Ritrovare il mondo ebraico

Ci sono anche risvolti culturali e religiosi nella “scelta” della madre di Laura di custodirla per sé, di considerarla esclusivamente sua. Aveva deciso in qualche modo di farla crescere come ebrea, addirittura iscrivendola alla comunità di Firenze col nome di Miriam. Un tentativo di riscoprire il proprio passato, di riannodare il filo interrotto col mondo ebraico, dopo i demoni della persecuzione in Italia, il sogno della costruzione di Israele, la rottura per il sogno d’amore (alla lunga infranto) con un gentile
Come Dio aveva creato Adamo a sua immagine e somiglianza, [mia madre] desiderava vedere in me il riflesso di qualcosa che aveva perduto.
Nonostante memorie personali e storiche destabilizzanti l’identità, le radici, la cultura da coltivare («Meglio essere intelligenti che belle, si sopravvive meglio, essendo intelligenti») sono tratti imprescindibili di questa storia familiare, e per la giovanissima Laura, avida lettrice e precoce nella scrittura, anche creativa. «Non ho avuto un padre, forse non ho avuto neanche una madre affidabile, ma ho avuto la scrittura».

Un cagnolino

Il forse padre resta sullo sfondo di tutta una vita, protagonista di telefonate clandestine con la madre e nulla più.

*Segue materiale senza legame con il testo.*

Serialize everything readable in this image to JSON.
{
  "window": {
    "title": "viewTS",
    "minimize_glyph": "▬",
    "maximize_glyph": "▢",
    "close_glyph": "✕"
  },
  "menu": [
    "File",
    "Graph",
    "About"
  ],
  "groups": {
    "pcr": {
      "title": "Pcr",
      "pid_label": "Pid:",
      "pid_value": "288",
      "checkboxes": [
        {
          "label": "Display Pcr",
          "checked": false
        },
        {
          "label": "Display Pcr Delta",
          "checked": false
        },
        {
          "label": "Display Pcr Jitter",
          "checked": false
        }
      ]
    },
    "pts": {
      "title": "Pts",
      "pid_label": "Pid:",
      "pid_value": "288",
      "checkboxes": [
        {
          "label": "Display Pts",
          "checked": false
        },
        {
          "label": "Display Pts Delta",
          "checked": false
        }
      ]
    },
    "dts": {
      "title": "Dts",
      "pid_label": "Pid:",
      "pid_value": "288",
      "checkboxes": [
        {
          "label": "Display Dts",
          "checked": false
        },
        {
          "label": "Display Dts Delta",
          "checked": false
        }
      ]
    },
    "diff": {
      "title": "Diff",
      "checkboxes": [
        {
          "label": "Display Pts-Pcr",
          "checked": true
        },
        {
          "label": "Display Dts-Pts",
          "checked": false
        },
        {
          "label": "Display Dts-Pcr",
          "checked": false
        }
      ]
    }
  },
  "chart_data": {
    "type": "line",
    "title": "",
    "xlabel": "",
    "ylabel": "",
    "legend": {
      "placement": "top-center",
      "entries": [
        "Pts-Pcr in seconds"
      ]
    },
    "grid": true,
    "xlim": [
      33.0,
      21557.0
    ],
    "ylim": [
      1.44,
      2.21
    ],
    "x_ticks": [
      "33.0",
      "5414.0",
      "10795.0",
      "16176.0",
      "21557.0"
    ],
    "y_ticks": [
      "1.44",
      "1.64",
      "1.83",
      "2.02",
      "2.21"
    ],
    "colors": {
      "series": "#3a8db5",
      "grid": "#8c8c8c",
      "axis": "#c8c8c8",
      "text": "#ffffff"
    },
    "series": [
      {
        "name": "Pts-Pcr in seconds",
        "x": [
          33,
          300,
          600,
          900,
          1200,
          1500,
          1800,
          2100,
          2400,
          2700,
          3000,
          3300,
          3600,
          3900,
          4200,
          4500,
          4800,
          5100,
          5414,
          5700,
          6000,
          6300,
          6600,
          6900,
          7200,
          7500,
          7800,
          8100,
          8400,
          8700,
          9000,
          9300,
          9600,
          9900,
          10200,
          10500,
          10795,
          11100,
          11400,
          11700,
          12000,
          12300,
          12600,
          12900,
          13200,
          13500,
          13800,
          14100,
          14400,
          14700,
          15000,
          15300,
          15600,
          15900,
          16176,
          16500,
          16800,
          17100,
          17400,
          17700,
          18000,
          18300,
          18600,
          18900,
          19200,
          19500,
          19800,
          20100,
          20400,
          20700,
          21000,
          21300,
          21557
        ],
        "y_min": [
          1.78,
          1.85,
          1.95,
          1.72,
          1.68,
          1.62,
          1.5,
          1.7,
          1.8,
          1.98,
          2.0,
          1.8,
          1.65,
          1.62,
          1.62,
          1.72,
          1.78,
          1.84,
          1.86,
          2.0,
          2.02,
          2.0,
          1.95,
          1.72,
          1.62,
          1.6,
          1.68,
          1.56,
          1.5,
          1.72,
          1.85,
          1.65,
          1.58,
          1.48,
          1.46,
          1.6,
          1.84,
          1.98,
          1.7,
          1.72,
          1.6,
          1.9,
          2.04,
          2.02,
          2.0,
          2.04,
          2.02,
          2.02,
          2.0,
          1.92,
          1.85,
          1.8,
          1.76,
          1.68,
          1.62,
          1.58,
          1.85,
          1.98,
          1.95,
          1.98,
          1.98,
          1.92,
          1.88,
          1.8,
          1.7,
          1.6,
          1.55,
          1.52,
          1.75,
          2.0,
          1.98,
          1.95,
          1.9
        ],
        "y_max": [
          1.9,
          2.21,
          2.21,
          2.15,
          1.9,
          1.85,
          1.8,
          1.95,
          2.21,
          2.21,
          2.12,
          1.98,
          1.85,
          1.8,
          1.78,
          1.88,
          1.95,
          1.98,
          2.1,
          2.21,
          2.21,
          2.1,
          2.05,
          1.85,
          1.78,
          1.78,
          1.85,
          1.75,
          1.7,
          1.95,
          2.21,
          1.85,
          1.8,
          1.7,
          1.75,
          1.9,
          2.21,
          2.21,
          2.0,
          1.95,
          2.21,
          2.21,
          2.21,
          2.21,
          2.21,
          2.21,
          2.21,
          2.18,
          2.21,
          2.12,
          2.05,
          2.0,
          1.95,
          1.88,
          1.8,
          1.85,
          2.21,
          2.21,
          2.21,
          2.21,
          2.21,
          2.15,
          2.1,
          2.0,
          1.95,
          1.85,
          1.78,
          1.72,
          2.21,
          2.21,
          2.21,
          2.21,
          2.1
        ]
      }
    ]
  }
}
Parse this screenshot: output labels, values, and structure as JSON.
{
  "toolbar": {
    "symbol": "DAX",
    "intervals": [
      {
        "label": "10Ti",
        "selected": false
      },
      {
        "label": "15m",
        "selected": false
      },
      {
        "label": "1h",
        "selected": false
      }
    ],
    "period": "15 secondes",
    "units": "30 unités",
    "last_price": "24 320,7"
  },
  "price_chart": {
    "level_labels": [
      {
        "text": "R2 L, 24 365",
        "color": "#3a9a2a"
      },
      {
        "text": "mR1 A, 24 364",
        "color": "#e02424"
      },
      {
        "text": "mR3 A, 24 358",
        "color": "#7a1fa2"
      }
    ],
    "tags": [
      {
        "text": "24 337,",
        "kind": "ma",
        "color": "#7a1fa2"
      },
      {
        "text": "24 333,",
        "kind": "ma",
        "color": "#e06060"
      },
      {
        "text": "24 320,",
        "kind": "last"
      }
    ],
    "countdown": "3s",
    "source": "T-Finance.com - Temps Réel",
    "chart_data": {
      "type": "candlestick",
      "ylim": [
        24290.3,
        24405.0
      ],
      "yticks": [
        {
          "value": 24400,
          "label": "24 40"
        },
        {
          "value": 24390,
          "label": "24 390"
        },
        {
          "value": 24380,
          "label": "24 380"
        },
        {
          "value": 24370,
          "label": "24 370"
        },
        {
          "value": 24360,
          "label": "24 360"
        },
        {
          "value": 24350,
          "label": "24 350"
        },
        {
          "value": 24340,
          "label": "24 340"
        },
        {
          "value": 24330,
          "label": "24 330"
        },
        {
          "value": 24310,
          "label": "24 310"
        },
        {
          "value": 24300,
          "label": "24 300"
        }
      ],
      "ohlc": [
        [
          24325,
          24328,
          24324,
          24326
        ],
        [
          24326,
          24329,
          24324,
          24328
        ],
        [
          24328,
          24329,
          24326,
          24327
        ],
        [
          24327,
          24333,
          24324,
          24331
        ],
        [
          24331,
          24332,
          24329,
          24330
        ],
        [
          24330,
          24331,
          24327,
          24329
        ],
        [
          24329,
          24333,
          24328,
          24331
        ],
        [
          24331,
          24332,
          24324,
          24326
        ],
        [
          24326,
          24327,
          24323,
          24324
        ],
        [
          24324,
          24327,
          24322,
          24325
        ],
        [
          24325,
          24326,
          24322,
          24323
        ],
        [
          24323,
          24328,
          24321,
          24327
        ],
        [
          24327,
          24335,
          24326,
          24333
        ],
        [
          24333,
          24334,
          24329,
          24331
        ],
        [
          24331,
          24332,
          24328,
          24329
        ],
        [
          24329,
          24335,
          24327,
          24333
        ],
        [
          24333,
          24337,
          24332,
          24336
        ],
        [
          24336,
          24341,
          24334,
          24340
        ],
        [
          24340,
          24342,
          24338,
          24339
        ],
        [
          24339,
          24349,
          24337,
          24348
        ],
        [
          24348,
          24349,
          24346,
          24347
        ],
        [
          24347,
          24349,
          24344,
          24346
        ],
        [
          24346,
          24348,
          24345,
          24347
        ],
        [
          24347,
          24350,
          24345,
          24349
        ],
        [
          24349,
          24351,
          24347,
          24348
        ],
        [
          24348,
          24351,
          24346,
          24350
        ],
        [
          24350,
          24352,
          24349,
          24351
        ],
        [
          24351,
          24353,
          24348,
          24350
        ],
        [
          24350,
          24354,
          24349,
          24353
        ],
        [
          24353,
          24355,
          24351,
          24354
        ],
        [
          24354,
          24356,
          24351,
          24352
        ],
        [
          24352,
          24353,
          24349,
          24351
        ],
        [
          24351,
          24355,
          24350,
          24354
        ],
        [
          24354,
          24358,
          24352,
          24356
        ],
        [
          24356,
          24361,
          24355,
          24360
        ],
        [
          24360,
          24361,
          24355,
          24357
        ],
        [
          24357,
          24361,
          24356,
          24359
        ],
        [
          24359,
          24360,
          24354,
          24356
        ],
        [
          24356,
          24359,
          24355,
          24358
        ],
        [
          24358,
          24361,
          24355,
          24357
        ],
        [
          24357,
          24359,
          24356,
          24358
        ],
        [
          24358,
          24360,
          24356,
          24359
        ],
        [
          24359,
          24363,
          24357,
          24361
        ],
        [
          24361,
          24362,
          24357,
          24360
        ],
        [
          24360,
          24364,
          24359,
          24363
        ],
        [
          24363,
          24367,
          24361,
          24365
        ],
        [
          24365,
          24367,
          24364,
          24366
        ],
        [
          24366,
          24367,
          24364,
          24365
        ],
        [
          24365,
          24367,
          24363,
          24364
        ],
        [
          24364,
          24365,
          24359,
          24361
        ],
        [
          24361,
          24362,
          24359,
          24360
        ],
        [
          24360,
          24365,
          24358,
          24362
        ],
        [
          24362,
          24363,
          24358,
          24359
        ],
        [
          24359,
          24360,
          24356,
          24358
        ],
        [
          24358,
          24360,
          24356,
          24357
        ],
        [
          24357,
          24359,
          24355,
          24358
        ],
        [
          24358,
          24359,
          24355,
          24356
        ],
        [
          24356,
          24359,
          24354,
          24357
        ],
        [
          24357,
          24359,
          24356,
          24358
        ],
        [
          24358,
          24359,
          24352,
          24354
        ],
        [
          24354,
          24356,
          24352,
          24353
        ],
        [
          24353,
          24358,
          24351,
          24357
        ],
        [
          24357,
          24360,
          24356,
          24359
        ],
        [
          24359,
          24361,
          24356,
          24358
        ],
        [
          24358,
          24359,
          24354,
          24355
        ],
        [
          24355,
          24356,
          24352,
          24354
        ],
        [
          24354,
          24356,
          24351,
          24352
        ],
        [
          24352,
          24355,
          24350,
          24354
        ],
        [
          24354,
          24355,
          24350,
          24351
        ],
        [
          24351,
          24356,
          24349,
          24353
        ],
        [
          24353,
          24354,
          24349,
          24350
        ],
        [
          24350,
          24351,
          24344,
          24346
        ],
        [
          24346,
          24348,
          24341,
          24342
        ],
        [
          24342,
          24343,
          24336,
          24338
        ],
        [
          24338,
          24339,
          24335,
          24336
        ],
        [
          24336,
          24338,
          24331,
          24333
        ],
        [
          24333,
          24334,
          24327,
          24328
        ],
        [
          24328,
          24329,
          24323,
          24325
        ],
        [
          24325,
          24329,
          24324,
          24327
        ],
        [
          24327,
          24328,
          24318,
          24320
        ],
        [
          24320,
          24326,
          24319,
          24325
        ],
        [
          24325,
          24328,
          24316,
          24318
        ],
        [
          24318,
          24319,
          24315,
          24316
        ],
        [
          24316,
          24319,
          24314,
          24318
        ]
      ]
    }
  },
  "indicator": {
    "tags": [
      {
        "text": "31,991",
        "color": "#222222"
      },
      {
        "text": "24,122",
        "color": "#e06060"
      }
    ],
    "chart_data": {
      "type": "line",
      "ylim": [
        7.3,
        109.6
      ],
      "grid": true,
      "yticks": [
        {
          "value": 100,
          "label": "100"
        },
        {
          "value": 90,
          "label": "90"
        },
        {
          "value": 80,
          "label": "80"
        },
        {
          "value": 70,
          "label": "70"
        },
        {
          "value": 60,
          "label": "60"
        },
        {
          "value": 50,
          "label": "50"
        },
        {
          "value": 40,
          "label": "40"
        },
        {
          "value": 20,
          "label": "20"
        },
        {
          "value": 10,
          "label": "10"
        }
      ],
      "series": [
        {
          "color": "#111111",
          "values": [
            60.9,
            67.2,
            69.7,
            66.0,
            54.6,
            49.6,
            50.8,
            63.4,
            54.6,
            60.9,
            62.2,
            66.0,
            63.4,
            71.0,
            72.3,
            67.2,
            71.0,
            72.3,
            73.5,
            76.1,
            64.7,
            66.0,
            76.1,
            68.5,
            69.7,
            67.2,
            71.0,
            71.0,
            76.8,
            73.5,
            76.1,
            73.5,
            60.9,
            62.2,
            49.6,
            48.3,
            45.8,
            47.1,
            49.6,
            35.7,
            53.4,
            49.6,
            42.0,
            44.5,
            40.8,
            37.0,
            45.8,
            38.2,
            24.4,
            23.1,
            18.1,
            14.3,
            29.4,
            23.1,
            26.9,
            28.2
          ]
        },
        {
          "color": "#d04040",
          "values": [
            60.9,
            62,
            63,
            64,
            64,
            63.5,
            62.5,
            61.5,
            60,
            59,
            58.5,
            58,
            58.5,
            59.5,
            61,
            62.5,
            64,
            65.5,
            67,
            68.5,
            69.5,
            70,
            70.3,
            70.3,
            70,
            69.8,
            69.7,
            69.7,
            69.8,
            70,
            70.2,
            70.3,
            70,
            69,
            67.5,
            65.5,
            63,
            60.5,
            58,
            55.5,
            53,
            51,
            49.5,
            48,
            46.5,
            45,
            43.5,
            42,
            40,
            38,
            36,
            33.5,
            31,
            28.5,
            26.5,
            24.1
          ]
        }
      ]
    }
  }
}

Sognato, forse intravisto, immaginato, durante una passeggiata, durante una recita scolastica. Un fantasma, per volere della madre.
Ti ha illuso e manovrato perché tu continuassi a essere il suo fidanzato stampella, per risentire su si sé il tuo sguardo adorante che la riconciliava con il passato: con te era ancora sopra il cavallo bianco, galoppava in uno scenario di cartapesta verso un futuro aperto.
Memoria, inganno o semplice immaginazione, l’episodio di un cagnolino (capito cosa ci fa in copertina?) temporaneamente affidatole, regalatole, da un signore ai giardini è l’epifania di una possibile felicità, «la tua eredità di delicatezza»: «Non potendo starmi accanto, avevi cercato di accontentare il mio desiderio più grande». Quando si chiude il libro di Laura Forti non si può non pensare a lungo a quanto coraggio e dolcezza, spietatamente, sgorgano da ogni pagina.